Sur le plan de la demande intérieure, la consommation des ménages a poursuivi sa progression, soutenue par l’amélioration des revenus générés par l’excellente campagne agricole, la bonne tenue des transferts des MRE, la consolidation de la reprise des créations d’emplois (+572 000 emplois rémunérés au T3-2021) et le raffermissement des crédits accordés aux ménages et ce, dans un contexte d’inflation modérée. En outre, l’investissement a montré des signes de reprise, stimulé en cela par la progression des importations des biens d’équipement, la hausse des recettes des IDE et la croissance de l’investissement public. Cette dynamique de l’investissement semble se confirmer par la croissance significative des créations d’entreprises (+53% en glissement annuel à fin août 2021).
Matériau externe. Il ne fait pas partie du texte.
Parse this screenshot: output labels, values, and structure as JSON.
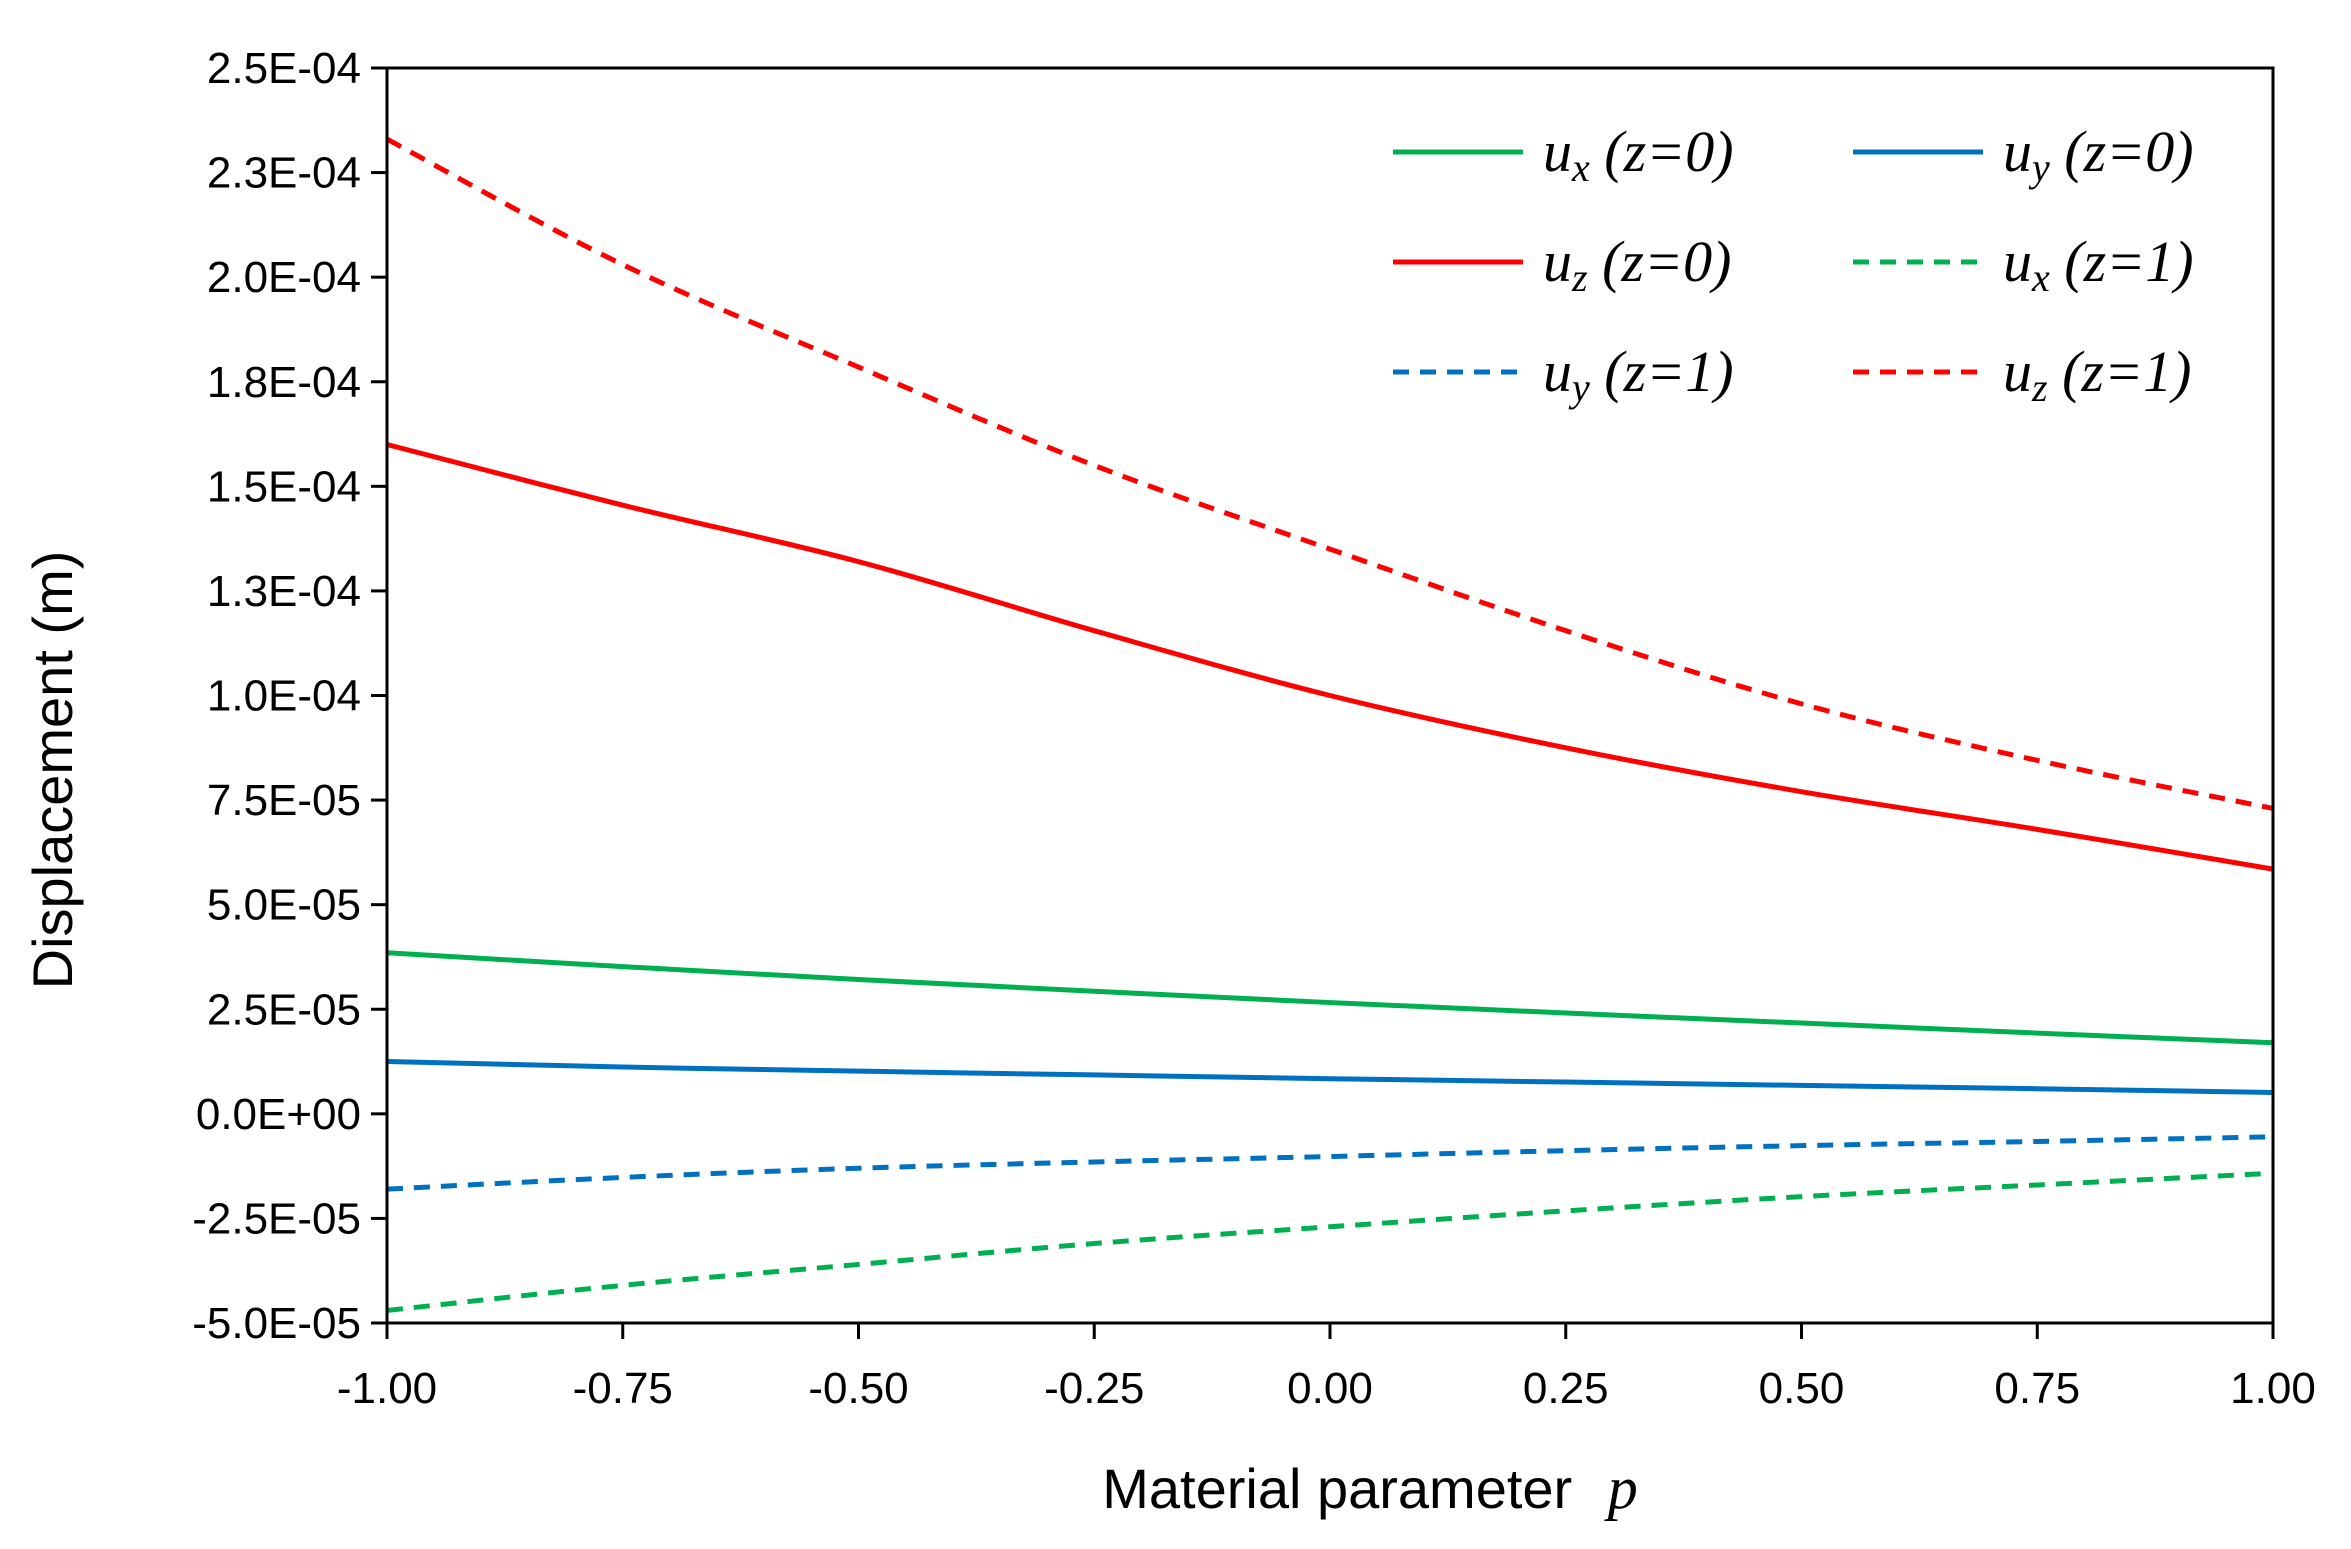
{
  "chart_data": {
    "type": "line",
    "title": "",
    "xlabel": "Material parameter",
    "xlabel_var": "p",
    "ylabel": "Displacement (m)",
    "xlim": [
      -1.0,
      1.0
    ],
    "ylim": [
      -5e-05,
      0.00025
    ],
    "x_ticks": [
      -1.0,
      -0.75,
      -0.5,
      -0.25,
      0.0,
      0.25,
      0.5,
      0.75,
      1.0
    ],
    "x_tick_labels": [
      "-1.00",
      "-0.75",
      "-0.50",
      "-0.25",
      "0.00",
      "0.25",
      "0.50",
      "0.75",
      "1.00"
    ],
    "y_ticks": [
      -5e-05,
      -2.5e-05,
      0.0,
      2.5e-05,
      5e-05,
      7.5e-05,
      0.0001,
      0.000125,
      0.00015,
      0.000175,
      0.0002,
      0.000225,
      0.00025
    ],
    "y_tick_labels": [
      "-5.0E-05",
      "-2.5E-05",
      "0.0E+00",
      "2.5E-05",
      "5.0E-05",
      "7.5E-05",
      "1.0E-04",
      "1.3E-04",
      "1.5E-04",
      "1.8E-04",
      "2.0E-04",
      "2.3E-04",
      "2.5E-04"
    ],
    "grid": false,
    "legend_position": "top-right",
    "x": [
      -1.0,
      -0.75,
      -0.5,
      -0.25,
      0.0,
      0.25,
      0.5,
      0.75,
      1.0
    ],
    "series": [
      {
        "name": "ux (z=0)",
        "base": "u",
        "sub": "x",
        "cond": " (z=0)",
        "color": "#00b050",
        "dashed": false,
        "values": [
          3.85e-05,
          3.52e-05,
          3.21e-05,
          2.93e-05,
          2.66e-05,
          2.41e-05,
          2.17e-05,
          1.93e-05,
          1.7e-05
        ]
      },
      {
        "name": "uy (z=0)",
        "base": "u",
        "sub": "y",
        "cond": " (z=0)",
        "color": "#0070c0",
        "dashed": false,
        "values": [
          1.25e-05,
          1.12e-05,
          1.02e-05,
          9.3e-06,
          8.4e-06,
          7.6e-06,
          6.8e-06,
          6e-06,
          5.1e-06
        ]
      },
      {
        "name": "uz (z=0)",
        "base": "u",
        "sub": "z",
        "cond": " (z=0)",
        "color": "#ff0000",
        "dashed": false,
        "values": [
          0.00016,
          0.0001455,
          0.000132,
          0.0001155,
          0.0001,
          8.75e-05,
          7.7e-05,
          6.8e-05,
          5.85e-05
        ]
      },
      {
        "name": "ux (z=1)",
        "base": "u",
        "sub": "x",
        "cond": " (z=1)",
        "color": "#00b050",
        "dashed": true,
        "values": [
          -4.7e-05,
          -4.1e-05,
          -3.6e-05,
          -3.1e-05,
          -2.7e-05,
          -2.32e-05,
          -1.98e-05,
          -1.7e-05,
          -1.42e-05
        ]
      },
      {
        "name": "uy (z=1)",
        "base": "u",
        "sub": "y",
        "cond": " (z=1)",
        "color": "#0070c0",
        "dashed": true,
        "values": [
          -1.8e-05,
          -1.52e-05,
          -1.3e-05,
          -1.15e-05,
          -1.02e-05,
          -8.8e-06,
          -7.6e-06,
          -6.6e-06,
          -5.5e-06
        ]
      },
      {
        "name": "uz (z=1)",
        "base": "u",
        "sub": "z",
        "cond": " (z=1)",
        "color": "#ff0000",
        "dashed": true,
        "values": [
          0.000233,
          0.000203,
          0.0001785,
          0.000155,
          0.000135,
          0.0001155,
          9.8e-05,
          8.45e-05,
          7.3e-05
        ]
      }
    ]
  }
}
Ces signes de reprise, dans plusieurs branches d’activité non agricoles et d’autres à forte contribution dans la valeur ajoutée nationale, ont été enregistrés lors de cette année, ce qui permet à l’économie d’éponger dans une grande partie les effets de la récession liée à la crise et d’aborder l’année qui se profile dans une bonne posture, théoriquement plus accommodante que celle du début 2021.

642 000 emplois créés, un record en 17 ans !
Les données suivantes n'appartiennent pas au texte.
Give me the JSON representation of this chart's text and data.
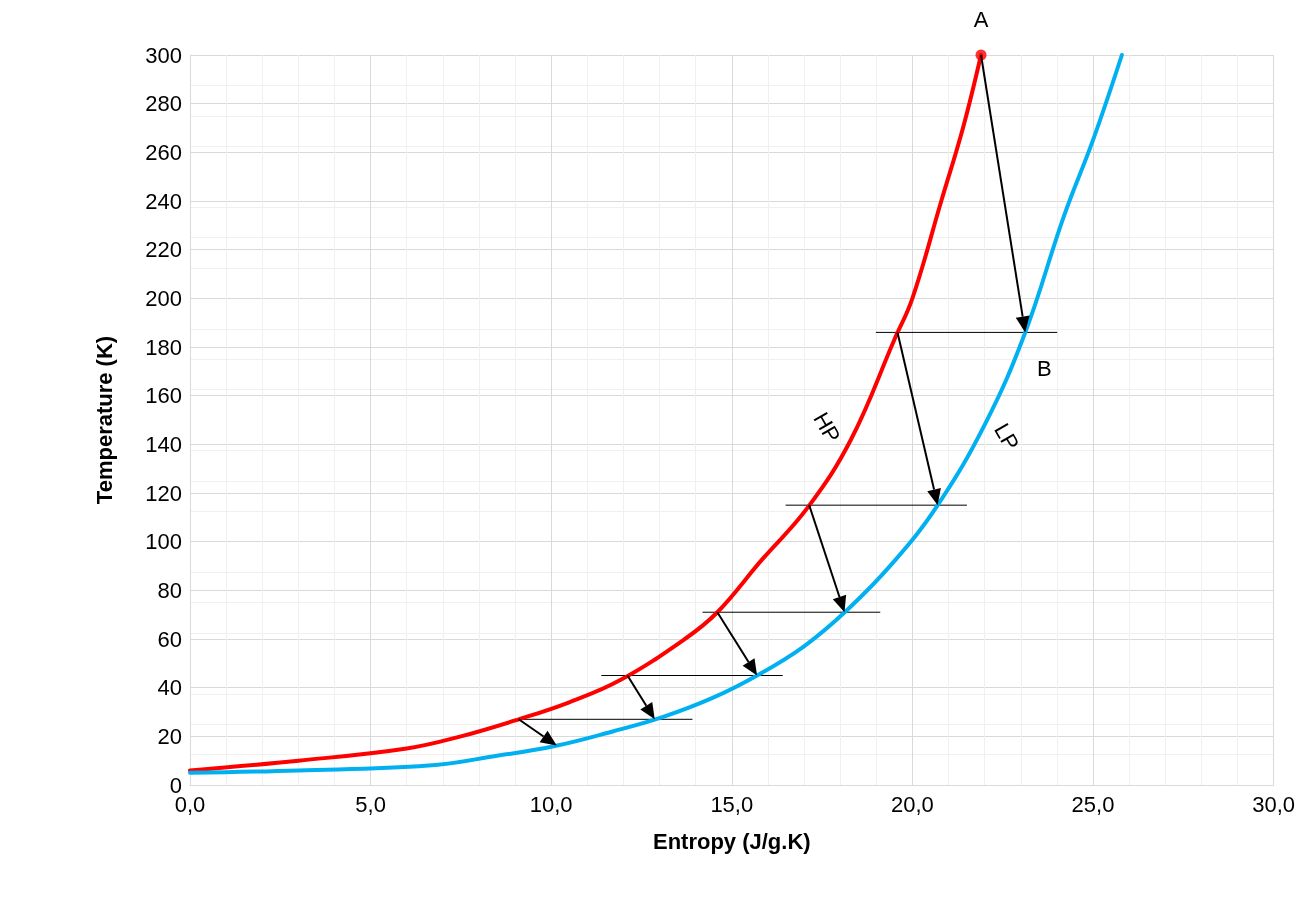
{
  "chart_data": {
    "type": "line",
    "xlabel": "Entropy (J/g.K)",
    "ylabel": "Temperature (K)",
    "xlim": [
      0,
      30
    ],
    "xticks": [
      {
        "value": 0,
        "label": "0,0"
      },
      {
        "value": 5,
        "label": "5,0"
      },
      {
        "value": 10,
        "label": "10,0"
      },
      {
        "value": 15,
        "label": "15,0"
      },
      {
        "value": 20,
        "label": "20,0"
      },
      {
        "value": 25,
        "label": "25,0"
      },
      {
        "value": 30,
        "label": "30,0"
      }
    ],
    "ylim": [
      0,
      300
    ],
    "yticks": [
      0,
      20,
      40,
      60,
      80,
      100,
      120,
      140,
      160,
      180,
      200,
      220,
      240,
      260,
      280,
      300
    ],
    "grid": true,
    "marker": "none",
    "series": [
      {
        "color": "#ff0000",
        "x": [
          0,
          3,
          6,
          7.5,
          9.1,
          10.5,
          11.9,
          13.7,
          14.6,
          15.8,
          17.1,
          18.3,
          19.5,
          20,
          20.8,
          21.4,
          21.9
        ],
        "values": [
          6,
          10,
          15,
          20,
          27,
          34,
          43,
          60,
          71,
          92,
          114,
          142,
          183,
          200,
          240,
          270,
          300
        ]
      },
      {
        "color": "#00b0f0",
        "x": [
          0,
          3,
          6.6,
          8.5,
          10.1,
          11.7,
          13.1,
          14.5,
          15.7,
          17,
          18.2,
          19.5,
          20.7,
          22,
          23.1,
          24.2,
          25,
          25.8
        ],
        "values": [
          5,
          6,
          8,
          12,
          16,
          22,
          28,
          36,
          45,
          57,
          72,
          92,
          115,
          148,
          185,
          234,
          265,
          300
        ]
      },
      {
        "type": "scatter",
        "marker": "circle",
        "color": "#ff0000",
        "x": [
          21.9
        ],
        "values": [
          300
        ]
      },
      {
        "color": "#000000",
        "x": [
          19,
          24
        ],
        "values": [
          186,
          186
        ]
      },
      {
        "color": "#000000",
        "x": [
          16.5,
          21.5
        ],
        "values": [
          115,
          115
        ]
      },
      {
        "color": "#000000",
        "x": [
          14.2,
          19.1
        ],
        "values": [
          71,
          71
        ]
      },
      {
        "color": "#000000",
        "x": [
          11.4,
          16.4
        ],
        "values": [
          45,
          45
        ]
      },
      {
        "color": "#000000",
        "x": [
          9,
          13.9
        ],
        "values": [
          27,
          27
        ]
      }
    ],
    "annotations": [
      {
        "text": "A",
        "x": 21.9,
        "y": 300
      },
      {
        "text": "B",
        "x": 23.1,
        "y": 186
      },
      {
        "text": "HP",
        "x": 18.3,
        "y": 142
      },
      {
        "text": "LP",
        "x": 22,
        "y": 148
      }
    ]
  }
}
L’économie marocaine a enregistré, au troisième trimestre 2021, une création de 642 000 emplois. Ce nombre représente le plus haut niveau d’emploi créés au cours des 17 dernières années, après +405 000 postes au T2-21 et une perte de 581 000 postes un an auparavant. Il importe de souligner également que les trois années pré-crise ont enregistré une création annuelle moyenne de 145 000 postes. Parmi les emplois créés au troisième trimestre 2021 figurent 572 000 postes rémunérés et 70 000 postes non rémunérés. Par milieu de résidence, cette amélioration a profité tant aux zones urbaines qu’aux zones rurales. Le milieu urbain a enregistré la création de 368 000 nouveaux postes, suite à la création de 385 000 postes rémunérés et la perte de 17 000 postes non rémunérés. Pour ce qui est du milieu rural, il a enregistré une création de 274 000 postes, dont 187 000 postes rémunérés et 87 000 postes non rémunérés. Ainsi, la part de l’emploi rémunéré dans l’emploi total s’est raffermie, atteignant 86,4% au T3-2021, après 85,5% au T3-2019 et 78,8% au T3-2015. Cette dynamique de création d’emplois a concerné l’ensemble des branches d’activités, le secteur des services étant le premier pourvoyeur d’emplois avec 306 000 postes nouvellement créés, suivi du secteur de l’agriculture, forêt et pêche (+190 000 postes), des BTP (+92 000 postes) et de l’industrie, y compris l’artisanat (+54 000 postes).

Les impôts en légère baisse !

Les recettes des impôts directs ont enregistré un taux de réalisation de 91,9%, atteignant 73,7 milliards de dirhams, en baisse de 1,8% par rapport à fin octobre 2020. Cette évolution s’explique, particulièrement, par le repli des recettes de l’IS de 8,4% qui ont atteint 34,9 milliards de dirhams, soit un taux d’exécution de 91,3%, résultat de la baisse sensible de l’activité économique en 2020. En revanche, les recettes de l’IR se sont accrues de 11,5% à 37,5 milliards de dirhams, soit un taux de réalisation de 94,2%, bénéficiant notamment de la hausse des recettes générées par l’IR sur salaires et sur les profits fonciers, ainsi que des opérations de contrôle fiscal et des deux opérations de régularisation spontanée de la situation fiscale du contribuable. Quant aux recettes des impôts indirects, elles ont enregistré un taux d’exécution de 89,1% pour atteindre 80,1 milliards de dirhams, en hausse de 20,3%. Grâce à la poursuite de la reprise de la consommation des ménages, les recettes de la TVA, exécutées à hauteur de 90%, ont augmenté de 22,1% à 54,8 milliards de dirhams. Cette évolution revient notamment à la hausse des recettes de la TVA intérieure (+17,6% à 20,3 milliards) et à celles de la TVA à l’importation (+24,9% à 34,4 milliards). De même, les recettes des TIC se sont raffermies de 16,5% à 25,3 milliards de dirhams, représentant un taux de réalisation de 87,2%. La croissance de ces recettes est due notamment à la hausse des recettes des TIC sur les produits énergétiques (+18,3% à 13,6 milliards) et celles sur les tabacs manufacturés (+12,4% à 9,9 milliards).